Inequality is not itself a problem. It is simply an easily-measured attribute of society that may or may not correlate with actual societal problems. Many cancer patients have significant weight loss. Some people with significant weight loss have cancer. I would speculate therefore that there is a slightly positive correlation between significant weight loss and cancer. Overeating, however, does not reduce cancer, even though it may reduce the incidence of significant weight loss. Attempting to “solve” inequality is not likely to actually help society any more than overeating will make people healthier – sometimes the weight loss doesn’t represent a health problem, and even when it does, the issue is the underlying problem, not the weight loss. A focus on inequality results in taking the focus off the actual problems.
Even if Marxism does reduce income inequality, does it mitigate any of the actual problems of society?

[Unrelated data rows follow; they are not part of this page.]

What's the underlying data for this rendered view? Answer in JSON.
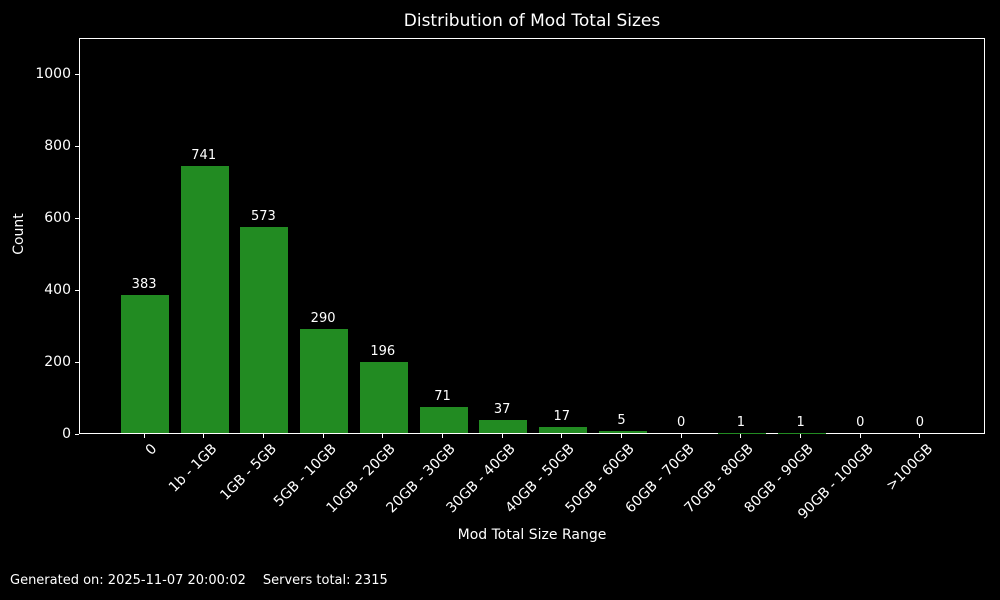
{
  "chart_data": {
    "type": "bar",
    "title": "Distribution of Mod Total Sizes",
    "xlabel": "Mod Total Size Range",
    "ylabel": "Count",
    "categories": [
      "0",
      "1b - 1GB",
      "1GB - 5GB",
      "5GB - 10GB",
      "10GB - 20GB",
      "20GB - 30GB",
      "30GB - 40GB",
      "40GB - 50GB",
      "50GB - 60GB",
      "60GB - 70GB",
      "70GB - 80GB",
      "80GB - 90GB",
      "90GB - 100GB",
      ">100GB"
    ],
    "values": [
      383,
      741,
      573,
      290,
      196,
      71,
      37,
      17,
      5,
      0,
      1,
      1,
      0,
      0
    ],
    "yticks": [
      0,
      200,
      400,
      600,
      800,
      1000
    ],
    "ylim": [
      0,
      1100
    ],
    "bar_rel_width": 0.8,
    "grid": false,
    "legend": null,
    "value_labels_shown": true,
    "xtick_rotation_deg": 45,
    "colors": {
      "bar": "#228B22",
      "background": "#000000",
      "text": "#ffffff",
      "axis": "#ffffff"
    }
  },
  "footer": {
    "generated_on": "Generated on: 2025-11-07 20:00:02",
    "servers_total": "Servers total: 2315"
  }
}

Are the members of the first income quintile in Venezuela better off than those similarly situated in the US?
Postscript: after writing this essay, I ran across this allegory by Frank J. Fleming sounding many of the same notes. Enjoy!
* there is another line of reasoning, explicated here and here by Gramm and Early, that not only did Piketty get it wrong about increasing inequality, a much bigger problem is income equality: the nearly-flat area of the earned income-net income curve in the first three income quintiles. Third quintile earners had ten times the earned income of bottom quintile earners, but after accounting for transfers and taxes, had almost identical per-capita net income.
Gramm and Early:
“Despite Democratic politicians’ efforts to provoke resentment against the rich, when was the last time you heard working people complain that some people in America are rich? The hostility of working people is increasingly focused on a system where those who don’t break a sweat are about as well off as they are.”
**why Mr. Peanut should have been adopted as the quintessential example of evil capitalism is beyond me.